Holzbestimmung mit dem Mikroskop: Süßkirsche

  • Hallo zusammen,

    in meinem Feuerholzvorrat habe ich ein Stück Ast eines Kirschbaums gefunden. Vor längerer Zeit habe ich bei uns im Garten eine alte Süßkirsche fällen müssen, da der Stamm bereits hohl geworden war.
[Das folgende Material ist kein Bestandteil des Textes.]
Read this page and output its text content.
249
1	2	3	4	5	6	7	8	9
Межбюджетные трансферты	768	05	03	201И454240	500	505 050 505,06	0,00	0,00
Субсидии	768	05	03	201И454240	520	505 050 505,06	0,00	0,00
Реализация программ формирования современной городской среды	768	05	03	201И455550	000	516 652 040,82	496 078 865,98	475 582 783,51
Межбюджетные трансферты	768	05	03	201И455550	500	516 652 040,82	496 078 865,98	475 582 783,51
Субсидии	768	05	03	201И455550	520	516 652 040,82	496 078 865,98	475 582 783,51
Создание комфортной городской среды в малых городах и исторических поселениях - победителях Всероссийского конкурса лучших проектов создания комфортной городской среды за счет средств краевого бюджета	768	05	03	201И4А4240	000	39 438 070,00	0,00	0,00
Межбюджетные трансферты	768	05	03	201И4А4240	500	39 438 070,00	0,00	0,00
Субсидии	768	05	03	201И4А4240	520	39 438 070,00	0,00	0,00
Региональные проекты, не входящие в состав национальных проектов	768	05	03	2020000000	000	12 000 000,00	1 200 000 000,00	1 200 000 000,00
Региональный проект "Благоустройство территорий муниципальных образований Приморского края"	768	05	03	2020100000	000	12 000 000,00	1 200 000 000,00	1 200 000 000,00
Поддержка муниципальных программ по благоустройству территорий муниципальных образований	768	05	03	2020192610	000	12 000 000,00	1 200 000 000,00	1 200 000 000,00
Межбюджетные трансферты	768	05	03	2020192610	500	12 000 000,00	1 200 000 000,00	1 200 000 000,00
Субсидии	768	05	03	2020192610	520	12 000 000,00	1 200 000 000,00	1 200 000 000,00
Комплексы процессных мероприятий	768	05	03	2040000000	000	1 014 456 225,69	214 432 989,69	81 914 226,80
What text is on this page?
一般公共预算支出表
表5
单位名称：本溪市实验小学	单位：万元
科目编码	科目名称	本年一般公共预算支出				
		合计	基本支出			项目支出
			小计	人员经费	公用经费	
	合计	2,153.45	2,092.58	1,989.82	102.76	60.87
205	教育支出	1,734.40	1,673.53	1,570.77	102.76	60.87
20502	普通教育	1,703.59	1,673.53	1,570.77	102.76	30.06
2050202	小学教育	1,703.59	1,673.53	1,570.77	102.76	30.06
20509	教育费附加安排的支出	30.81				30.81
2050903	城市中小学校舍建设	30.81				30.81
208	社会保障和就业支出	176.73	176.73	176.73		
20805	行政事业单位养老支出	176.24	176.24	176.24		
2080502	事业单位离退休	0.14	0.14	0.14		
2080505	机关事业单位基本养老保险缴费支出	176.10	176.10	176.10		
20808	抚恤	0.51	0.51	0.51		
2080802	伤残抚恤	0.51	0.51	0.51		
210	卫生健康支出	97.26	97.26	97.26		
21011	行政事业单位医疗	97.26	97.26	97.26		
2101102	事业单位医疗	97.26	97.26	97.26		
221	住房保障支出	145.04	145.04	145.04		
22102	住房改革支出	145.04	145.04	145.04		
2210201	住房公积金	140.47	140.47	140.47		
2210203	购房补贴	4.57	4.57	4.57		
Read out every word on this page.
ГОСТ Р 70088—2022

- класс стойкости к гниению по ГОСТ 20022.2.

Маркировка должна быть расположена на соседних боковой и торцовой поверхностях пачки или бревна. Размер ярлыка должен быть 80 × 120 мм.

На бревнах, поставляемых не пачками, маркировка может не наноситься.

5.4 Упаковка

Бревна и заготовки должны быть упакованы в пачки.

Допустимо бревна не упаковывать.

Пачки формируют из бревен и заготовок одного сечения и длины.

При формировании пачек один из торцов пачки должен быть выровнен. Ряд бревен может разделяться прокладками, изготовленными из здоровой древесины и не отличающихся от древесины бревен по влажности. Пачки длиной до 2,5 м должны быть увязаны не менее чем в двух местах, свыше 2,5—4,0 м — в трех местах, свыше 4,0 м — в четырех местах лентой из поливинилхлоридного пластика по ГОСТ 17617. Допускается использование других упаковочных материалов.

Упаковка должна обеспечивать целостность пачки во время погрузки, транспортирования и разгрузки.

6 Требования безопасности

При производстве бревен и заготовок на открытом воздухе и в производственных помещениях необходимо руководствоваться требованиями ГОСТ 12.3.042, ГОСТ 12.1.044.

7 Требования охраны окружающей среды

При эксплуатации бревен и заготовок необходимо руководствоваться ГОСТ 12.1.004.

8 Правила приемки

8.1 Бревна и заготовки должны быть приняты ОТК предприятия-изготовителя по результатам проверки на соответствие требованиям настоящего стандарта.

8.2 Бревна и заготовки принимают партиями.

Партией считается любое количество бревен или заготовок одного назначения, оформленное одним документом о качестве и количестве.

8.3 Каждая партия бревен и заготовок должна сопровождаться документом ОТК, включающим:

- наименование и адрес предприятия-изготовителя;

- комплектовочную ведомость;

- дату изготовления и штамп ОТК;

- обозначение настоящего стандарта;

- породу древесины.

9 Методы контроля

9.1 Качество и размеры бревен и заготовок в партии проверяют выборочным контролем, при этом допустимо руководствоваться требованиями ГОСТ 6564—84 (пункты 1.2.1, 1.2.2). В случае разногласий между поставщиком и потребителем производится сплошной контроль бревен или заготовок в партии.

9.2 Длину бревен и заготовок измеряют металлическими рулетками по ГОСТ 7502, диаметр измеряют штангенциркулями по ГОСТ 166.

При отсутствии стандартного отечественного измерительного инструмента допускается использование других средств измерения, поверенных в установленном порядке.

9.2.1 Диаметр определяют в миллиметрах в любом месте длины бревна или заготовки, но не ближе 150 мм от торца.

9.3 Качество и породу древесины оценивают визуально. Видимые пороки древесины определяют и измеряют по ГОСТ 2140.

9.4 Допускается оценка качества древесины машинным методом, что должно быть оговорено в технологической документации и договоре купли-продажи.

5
Und ab und zu finde ich immer mal wieder ein Stück des Baumes in meinen Holzstapeln.

    Die Süßkirsche ist die kultivierte Form der Vogelkirsche (Prunus avium). Weitere Infos: https://de.wikipedia.org/wiki/Vogel-Kirsche

    Aufgrund der Rinde ist dieser Kernholzbaum leicht zu erkennen:

    Durch das Trocknen hat sich die oberste Schicht der Rinde an mehreren Stellen aufgerollt.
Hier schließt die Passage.